O Tema 26 é o incidente de recursos repetitivos instaurado pelo TST em fevereiro de 2025 para pacificar a divergência sobre a teoria de desconsideração aplicável na Justiça do Trabalho. Sua relevância é sistêmica: o julgamento produzirá tese vinculante que deverá ser observada por todos os TRTs e Varas do Trabalho do país, uniformizando regime que hoje varia significativamente conforme o tribunal e o juízo competente.
O grupo econômico trabalhista dispensa a instauração do IDPJ?
Sim, quando devidamente configurado. O grupo econômico trabalhista, nos termos do artigo 2.º, parágrafo 2.º, da CLT, gera responsabilidade solidária de pleno direito entre as empresas integrantes, sem necessidade de desconsideração da personalidade jurídica. A execução pode ser direcionada a qualquer membro do grupo que tenha integrado a relação processual, diferentemente da desconsideração, que exige a instauração do IDPJ para atingir terceiro que não participou do processo.
O sócio retirante pode ser executado em processo trabalhista?
Sim, em caráter subsidiário e dentro do prazo de dois anos previsto no artigo 10-A da CLT, contados da averbação da alteração contratual que formalizou sua saída da sociedade. A responsabilidade do sócio retirante abrange as obrigações trabalhistas relativas ao período em que figurou como sócio. Para além desse prazo, a responsabilidade só persiste se o ex-sócio participou pessoalmente de atos fraudulentos durante sua permanência na sociedade.
A afetação do Tema 26 suspende todos os processos trabalhistas que envolvam desconsideração?
O sobrestamento determinado pela afetação do Tema 26 alcança os recursos de revista e agravos em instrumento que versem sobre a matéria nos Tribunais Regionais do Trabalho — não os processos em sua totalidade. A fase de conhecimento e a execução de primeiro grau continuam tramitando normalmente. O sobrestamento opera no âmbito recursal do TST e dos TRTs, impedindo que decisões divergentes sobre o tema continuem se acumulando enquanto o TST não define a tese vinculante.
Conclusão
A desconsideração da personalidade jurídica na Justiça do Trabalho atravessa momento de redefinição. A Reforma Trabalhista de 2017 introduziu o IDPJ no processo do trabalho com remissão expressa ao regime processual civil, mas não resolveu a controvérsia sobre a teoria substantiva aplicável — lacuna que o Tema 26 do TST foi chamado a preencher. O julgamento definirá o equilíbrio entre a efetividade do crédito trabalhista e a segurança jurídica das estruturas societárias: dois valores legítimos que o ordenamento precisa harmonizar.

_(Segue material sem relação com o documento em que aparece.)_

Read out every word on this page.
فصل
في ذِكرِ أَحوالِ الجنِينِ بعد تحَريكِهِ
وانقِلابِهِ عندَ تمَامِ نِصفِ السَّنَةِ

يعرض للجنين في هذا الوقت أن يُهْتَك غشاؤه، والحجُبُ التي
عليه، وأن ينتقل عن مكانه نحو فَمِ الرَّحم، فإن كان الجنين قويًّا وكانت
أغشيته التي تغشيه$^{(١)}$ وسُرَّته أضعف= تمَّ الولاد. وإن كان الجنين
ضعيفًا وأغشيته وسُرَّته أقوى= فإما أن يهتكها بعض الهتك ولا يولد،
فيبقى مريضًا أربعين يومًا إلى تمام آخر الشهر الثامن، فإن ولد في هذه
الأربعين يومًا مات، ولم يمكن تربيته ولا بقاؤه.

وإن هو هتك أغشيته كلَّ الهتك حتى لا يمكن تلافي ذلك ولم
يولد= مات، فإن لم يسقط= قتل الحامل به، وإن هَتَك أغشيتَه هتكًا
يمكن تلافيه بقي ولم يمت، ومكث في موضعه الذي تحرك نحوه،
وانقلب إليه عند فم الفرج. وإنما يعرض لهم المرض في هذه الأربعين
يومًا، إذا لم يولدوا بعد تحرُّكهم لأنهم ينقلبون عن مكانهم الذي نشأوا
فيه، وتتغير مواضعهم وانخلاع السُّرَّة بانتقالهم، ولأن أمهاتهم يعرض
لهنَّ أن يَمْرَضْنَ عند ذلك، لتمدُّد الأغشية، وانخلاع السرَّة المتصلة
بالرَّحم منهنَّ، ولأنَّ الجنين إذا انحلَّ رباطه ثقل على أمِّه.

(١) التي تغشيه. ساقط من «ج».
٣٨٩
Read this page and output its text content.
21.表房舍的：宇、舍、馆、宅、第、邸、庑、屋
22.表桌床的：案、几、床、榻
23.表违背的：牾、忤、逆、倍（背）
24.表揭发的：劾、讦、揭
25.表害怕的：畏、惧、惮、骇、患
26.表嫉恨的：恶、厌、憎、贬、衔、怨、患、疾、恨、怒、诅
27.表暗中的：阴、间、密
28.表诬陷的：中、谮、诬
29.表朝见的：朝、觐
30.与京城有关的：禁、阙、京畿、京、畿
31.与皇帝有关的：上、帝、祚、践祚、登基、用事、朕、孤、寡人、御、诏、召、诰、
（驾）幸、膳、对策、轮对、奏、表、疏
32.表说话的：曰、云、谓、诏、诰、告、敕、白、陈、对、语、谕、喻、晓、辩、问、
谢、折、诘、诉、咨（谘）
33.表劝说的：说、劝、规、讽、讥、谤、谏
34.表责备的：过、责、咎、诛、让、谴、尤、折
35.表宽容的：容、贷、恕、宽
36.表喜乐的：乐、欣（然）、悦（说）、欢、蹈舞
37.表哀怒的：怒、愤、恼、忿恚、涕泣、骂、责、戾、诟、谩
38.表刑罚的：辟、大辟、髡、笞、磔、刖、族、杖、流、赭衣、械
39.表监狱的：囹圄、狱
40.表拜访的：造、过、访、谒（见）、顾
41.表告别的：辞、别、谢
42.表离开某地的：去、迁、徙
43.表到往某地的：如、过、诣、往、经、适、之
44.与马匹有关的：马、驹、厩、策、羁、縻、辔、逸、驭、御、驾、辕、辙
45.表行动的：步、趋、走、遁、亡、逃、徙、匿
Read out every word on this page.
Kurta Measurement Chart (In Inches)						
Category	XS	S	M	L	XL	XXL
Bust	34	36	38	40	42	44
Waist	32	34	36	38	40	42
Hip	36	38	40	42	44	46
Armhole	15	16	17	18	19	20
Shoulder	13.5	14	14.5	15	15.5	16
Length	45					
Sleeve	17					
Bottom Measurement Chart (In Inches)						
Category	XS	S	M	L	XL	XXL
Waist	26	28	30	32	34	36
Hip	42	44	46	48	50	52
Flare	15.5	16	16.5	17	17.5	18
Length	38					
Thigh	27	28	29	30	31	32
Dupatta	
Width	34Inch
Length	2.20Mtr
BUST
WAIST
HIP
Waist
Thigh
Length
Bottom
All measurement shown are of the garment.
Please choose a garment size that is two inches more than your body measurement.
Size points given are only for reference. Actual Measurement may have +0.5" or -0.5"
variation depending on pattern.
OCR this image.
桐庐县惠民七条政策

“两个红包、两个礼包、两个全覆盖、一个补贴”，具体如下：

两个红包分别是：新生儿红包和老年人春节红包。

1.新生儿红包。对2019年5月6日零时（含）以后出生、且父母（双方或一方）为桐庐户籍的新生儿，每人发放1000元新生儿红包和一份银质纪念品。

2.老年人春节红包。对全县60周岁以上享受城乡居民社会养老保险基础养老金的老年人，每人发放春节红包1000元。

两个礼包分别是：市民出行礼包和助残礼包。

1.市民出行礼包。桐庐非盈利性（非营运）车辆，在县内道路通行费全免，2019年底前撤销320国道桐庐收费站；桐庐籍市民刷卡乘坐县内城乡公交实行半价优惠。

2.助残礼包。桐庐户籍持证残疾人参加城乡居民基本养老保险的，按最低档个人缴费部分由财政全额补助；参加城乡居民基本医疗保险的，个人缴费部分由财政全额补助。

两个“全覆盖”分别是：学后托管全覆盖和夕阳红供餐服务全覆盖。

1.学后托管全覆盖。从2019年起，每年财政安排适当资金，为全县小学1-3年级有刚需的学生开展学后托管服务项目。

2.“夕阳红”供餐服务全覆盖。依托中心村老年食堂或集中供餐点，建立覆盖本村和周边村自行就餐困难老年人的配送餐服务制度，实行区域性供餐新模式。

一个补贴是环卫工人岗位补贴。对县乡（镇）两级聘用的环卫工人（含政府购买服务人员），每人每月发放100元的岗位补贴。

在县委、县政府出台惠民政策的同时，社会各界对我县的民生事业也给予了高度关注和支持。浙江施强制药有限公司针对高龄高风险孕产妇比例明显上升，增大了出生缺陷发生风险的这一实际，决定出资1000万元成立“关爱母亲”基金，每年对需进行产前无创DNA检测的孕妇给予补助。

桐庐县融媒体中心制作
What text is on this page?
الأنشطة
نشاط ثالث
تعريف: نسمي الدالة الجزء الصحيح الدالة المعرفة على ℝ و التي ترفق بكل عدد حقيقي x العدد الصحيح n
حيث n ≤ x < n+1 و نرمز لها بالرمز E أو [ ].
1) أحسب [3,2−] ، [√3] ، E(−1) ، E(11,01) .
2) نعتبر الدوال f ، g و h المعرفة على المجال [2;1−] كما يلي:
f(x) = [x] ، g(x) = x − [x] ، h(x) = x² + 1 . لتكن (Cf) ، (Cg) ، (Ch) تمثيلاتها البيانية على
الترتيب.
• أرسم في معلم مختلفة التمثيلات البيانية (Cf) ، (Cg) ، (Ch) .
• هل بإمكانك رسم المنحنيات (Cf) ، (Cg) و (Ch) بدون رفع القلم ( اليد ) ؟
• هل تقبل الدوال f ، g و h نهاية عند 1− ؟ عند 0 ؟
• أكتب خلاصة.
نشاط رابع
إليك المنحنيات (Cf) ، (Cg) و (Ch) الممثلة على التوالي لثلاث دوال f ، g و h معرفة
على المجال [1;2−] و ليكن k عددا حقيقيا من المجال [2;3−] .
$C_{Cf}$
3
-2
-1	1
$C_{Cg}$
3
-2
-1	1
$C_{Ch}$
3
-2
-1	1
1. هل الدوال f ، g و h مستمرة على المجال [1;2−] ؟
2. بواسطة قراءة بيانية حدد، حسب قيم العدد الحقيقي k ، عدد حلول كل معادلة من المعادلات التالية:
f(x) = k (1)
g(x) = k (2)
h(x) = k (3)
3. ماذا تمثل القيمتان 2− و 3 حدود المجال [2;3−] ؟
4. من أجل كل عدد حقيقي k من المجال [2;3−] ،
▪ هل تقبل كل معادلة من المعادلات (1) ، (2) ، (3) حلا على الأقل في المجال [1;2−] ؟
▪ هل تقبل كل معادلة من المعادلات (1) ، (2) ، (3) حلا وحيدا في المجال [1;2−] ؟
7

Independentemente do desfecho do Tema 26, a documentação rigorosa das relações societárias, a separação efetiva dos patrimônios de cada pessoa jurídica e a regularidade formal das operações continuam sendo, para empresas e sócios, a proteção mais eficaz contra pretensões de desconsideração. Para os credores trabalhistas, a produção de prova sólida e a fundamentação cuidadosa do IDPJ permanecem sendo o caminho mais seguro — e mais sustentável — para a efetividade da execução.
Esta série de artigos examinou o instituto da desconsideração da personalidade jurídica em três perspectivas complementares: os fundamentos gerais e a jurisprudência do STJ, o regime específico dos grupos econômicos e, neste artigo, o campo trabalhista em sua fase de transição. O desenvolvimento do Tema 26 será acompanhado e analisado neste espaço à medida que o julgamento avança.
Este artigo foi redigido para fins de informação e debate, não devendo ser considerado uma opinião legal para qualquer operação ou negócio específico.